A história de violência de extrema-direita na Alemanha é também tão absurda que chega a concorrer com a sátira. Ela é tão perfeita para uma comédia quanto Hitler, desde que Charlie Chaplin o parodiou pela primeira vez. Infelizmente, o filme apresenta esse fracasso na luta contra a extrema-direita paralelamente a uma série de banalidades, fazendo com que esse detalhe se perca, exatamente quando deveria empregar um humor realmente sarcástico e negro.
Falta coragem
Seria fácil dizer que os alemães não conseguem ser engraçados. O que os britânicos conseguem tão facilmente parece ser algo difícil para seus vizinhos. Mas uma prova em contrário é Mein Führer: A Verdade Sobre Adolf Hitler, de 2007. Ele consegue fazer o que Heil não consegue: ridicularizar os nazistas sem diminuir a história ainda incrivelmente cruel do nazismo. "Por quê? Porque queremos entender o que nunca vamos entender", diz uma frase ao final do filme.

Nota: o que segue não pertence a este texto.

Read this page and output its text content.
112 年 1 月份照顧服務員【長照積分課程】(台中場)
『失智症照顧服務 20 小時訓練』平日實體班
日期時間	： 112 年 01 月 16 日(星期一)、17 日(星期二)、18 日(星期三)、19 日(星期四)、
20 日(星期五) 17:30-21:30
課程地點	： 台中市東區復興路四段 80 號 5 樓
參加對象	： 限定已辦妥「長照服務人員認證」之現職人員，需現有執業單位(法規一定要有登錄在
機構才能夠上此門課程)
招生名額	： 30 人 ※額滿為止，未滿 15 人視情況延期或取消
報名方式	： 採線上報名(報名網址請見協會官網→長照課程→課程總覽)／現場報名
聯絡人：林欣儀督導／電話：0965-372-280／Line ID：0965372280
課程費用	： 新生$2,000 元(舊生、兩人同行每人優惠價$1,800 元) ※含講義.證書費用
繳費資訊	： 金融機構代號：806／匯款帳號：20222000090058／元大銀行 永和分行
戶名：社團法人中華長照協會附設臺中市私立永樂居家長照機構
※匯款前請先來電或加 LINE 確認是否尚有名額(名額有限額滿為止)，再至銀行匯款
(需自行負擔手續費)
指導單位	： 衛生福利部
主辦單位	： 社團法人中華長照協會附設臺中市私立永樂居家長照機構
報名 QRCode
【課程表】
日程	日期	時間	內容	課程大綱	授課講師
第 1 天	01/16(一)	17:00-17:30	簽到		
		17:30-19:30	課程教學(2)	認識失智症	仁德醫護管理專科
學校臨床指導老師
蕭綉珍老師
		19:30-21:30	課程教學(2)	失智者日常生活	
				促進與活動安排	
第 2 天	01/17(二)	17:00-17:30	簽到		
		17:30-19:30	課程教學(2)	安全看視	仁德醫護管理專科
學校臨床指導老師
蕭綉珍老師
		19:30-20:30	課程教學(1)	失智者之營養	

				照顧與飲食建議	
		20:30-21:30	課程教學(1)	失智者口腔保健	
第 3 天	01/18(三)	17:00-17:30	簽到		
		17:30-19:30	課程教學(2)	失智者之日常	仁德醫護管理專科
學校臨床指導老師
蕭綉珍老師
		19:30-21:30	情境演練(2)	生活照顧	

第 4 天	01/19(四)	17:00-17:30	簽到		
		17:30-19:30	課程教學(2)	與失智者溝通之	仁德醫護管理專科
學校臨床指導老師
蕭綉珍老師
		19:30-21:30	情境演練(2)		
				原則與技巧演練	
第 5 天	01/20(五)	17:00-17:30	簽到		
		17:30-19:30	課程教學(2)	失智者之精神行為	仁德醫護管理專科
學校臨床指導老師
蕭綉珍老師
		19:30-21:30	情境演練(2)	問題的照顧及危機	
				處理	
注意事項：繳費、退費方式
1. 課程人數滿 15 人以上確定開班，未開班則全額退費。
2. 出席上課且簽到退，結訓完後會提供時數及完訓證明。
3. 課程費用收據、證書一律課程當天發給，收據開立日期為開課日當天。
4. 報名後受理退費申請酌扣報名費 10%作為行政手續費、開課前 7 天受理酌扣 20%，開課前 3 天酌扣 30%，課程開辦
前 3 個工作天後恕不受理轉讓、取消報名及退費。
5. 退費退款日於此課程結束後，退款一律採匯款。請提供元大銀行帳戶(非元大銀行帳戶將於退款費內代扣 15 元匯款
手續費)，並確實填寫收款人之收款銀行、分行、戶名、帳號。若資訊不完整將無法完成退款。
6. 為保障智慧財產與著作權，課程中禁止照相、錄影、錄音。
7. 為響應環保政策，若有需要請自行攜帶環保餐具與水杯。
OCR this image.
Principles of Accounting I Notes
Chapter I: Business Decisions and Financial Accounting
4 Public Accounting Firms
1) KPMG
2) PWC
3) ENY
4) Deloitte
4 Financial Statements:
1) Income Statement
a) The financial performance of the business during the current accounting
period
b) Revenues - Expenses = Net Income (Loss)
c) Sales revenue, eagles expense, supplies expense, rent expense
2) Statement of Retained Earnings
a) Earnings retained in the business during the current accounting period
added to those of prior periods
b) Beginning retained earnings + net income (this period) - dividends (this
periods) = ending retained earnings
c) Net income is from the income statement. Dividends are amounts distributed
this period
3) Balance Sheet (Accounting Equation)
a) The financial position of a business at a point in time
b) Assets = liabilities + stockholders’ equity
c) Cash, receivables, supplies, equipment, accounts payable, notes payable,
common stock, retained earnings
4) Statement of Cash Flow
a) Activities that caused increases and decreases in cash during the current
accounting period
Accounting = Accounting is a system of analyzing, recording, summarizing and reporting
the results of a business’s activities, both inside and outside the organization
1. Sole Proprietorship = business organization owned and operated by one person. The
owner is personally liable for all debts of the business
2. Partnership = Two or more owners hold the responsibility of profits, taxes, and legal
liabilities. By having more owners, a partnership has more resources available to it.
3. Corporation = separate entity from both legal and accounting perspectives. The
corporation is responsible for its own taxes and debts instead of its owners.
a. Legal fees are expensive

O diretor Dani Levy é judeu e suíço. Ele pode fazer o que alemães não judeus não podem. Ou, como disse o comediante Oliver Polak, "eu posso, eu sou judeu". Será que os alemães não conseguem fazer uma comédia sobre o nazismo que toque realmente na ferida?
O escritor Timur Vermes conseguiu fazer isso em 2012, com seu livro Ele está de volta. O texto também procura ser, como Heil, uma crítica atual à mídia e à política alemãs, através da figura de Hitler. Nele, o ditador discursa sobre o assassinato dos judeus, a guerra de extermínio e a ocupação de Leningrado. Vermes consegue tocar na ferida. Só o fato de Hitler falar na primeira pessoa já é prova de que o autor realmente foi corajoso.
Após grandes dramas alemães sobre jovens neonazistas, como o filme Combat Girls, de 2011, seria hora de também surgirem comédias realmente mordazes sobre o tema. Essa coragem é algo que falta em Heil.